HexHive / retrowrite

RetroWrite -- Retrofitting compiler passes through binary rewriting
Other
655 stars 78 forks source link

Symbolizing memory access fails to identify symbol #30

Open diagprov opened 2 years ago

diagprov commented 2 years ago

As part of an ongoing evaluation of Retrowrite by a third party, we identified a case that fails to symbolize correctly.

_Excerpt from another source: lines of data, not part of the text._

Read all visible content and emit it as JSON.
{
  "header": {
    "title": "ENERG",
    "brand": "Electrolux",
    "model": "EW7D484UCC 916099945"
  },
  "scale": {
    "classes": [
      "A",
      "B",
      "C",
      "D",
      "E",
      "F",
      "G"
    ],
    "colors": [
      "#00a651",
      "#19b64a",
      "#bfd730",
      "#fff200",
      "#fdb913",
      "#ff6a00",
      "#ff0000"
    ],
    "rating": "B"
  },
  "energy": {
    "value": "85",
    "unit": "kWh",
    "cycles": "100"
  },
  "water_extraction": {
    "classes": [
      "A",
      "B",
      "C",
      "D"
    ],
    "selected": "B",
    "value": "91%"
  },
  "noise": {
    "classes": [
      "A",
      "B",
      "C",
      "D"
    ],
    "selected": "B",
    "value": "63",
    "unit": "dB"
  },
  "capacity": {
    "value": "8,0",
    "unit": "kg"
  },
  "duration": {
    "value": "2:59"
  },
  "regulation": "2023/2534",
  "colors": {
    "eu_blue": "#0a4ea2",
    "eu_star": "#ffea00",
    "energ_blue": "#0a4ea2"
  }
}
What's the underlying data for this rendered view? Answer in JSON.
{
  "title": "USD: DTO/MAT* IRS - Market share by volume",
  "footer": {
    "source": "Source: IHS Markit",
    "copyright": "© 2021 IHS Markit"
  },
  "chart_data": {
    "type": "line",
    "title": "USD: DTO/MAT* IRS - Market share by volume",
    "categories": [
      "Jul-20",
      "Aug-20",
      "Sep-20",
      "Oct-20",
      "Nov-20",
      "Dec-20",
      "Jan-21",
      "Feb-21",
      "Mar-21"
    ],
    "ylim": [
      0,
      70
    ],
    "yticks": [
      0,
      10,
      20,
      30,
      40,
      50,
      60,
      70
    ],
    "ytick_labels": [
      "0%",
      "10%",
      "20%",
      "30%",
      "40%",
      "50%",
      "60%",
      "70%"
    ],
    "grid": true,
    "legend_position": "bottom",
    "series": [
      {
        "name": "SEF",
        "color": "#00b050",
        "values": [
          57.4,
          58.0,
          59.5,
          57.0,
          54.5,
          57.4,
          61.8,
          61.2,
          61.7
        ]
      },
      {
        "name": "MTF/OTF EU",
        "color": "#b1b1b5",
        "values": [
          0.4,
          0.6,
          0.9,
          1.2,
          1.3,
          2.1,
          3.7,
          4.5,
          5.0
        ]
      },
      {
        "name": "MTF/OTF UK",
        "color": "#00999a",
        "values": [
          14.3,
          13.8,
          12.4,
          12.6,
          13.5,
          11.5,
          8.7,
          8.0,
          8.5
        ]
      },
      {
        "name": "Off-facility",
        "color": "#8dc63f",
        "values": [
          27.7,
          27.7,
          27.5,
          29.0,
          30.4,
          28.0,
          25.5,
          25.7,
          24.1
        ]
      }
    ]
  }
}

The following steps reproduce it:

wget https://www.busybox.net/downloads/busybox-1.35.0.tar.bz2
tar xf busybox-1.35.0.tar.bz2
cd busybox-1.35.0
make defconfig
make menuconfig # in here, change to a PIE binary
make

This results in the following exception:

Traceback (most recent call last):
  File "/retrowrite/retro/bin/retrowrite_x64", line 168, in <module>
    rw.symbolize()
  File "/retrowrite/librw_x64/rw.py", line 76, in symbolize
    symb.symbolize_text_section(self.container, None)
  File "/retrowrite/librw_x64/rw.py", line 523, in symbolize_text_section
    self.symbolize_mem_accesses(container, context)
  File "/hexhive/retrowrite/librw_x64/rw.py", line 730, in symbolize_mem_accesses
    target, adjust = self._adjust_target(
  File "/hexhive/retrowrite/librw_x64/rw.py", line 645, in _adjust_target
    assert sec is not None
AssertionError

Adding the following diagnostic code:

diff --git a/librw_x64/rw.py b/librw_x64/rw.py
index 7c36b2f..9e3b9a1 100644
--- a/librw_x64/rw.py
+++ b/librw_x64/rw.py
@@ -680,6 +680,8 @@ class Symbolizer():
                     ripbase = inst.address + inst.sz
                     target = ripbase + value

+                    print("RIP REL Information Value=0x%x,RIPBASE=0x%x,TARGET=0x%x" % (value, ripbase, target))
+
                     is_an_import = False

                     for relocation in container.relocations[".dyn"]:
@@ -715,10 +717,16 @@ class Symbolizer():
                         # Check if target is contained within a known region
                         in_region = self._is_target_in_region(
                             container, target)
+
                         if in_region:
                             inst.op_str = inst.op_str.replace(
                                 hex(value), ".LC%x" % (target))
                         else:
+                            for sec, sval in container.sections.items():
+                                print("%s 0x%x - 0x%x" % (sec, sval.base, sval.sz))
+                            for fn, fval in container.functions.items():
+                                print("%s 0x%x - 0x%x" % (fval.name, fval.start, fval.sz))
+                            print("[*] Adjusting memory access, context: %s %s 0x%x" % (inst, context, target))
                             target, adjust = self._adjust_target(
                                 container, target)
                             inst.op_str = inst.op_str.replace(

To code being refactored in a separate repo suggests that we are unable to correctly identify a rip-relative lea to a text section function. According to the diagnostics, neither the text section nor the function itself are correctly identified.

The root cause of this bug needs to be tracked down and fixed, but is unrelated to previous init_array issues.

The following issues are likely related: #29, #3.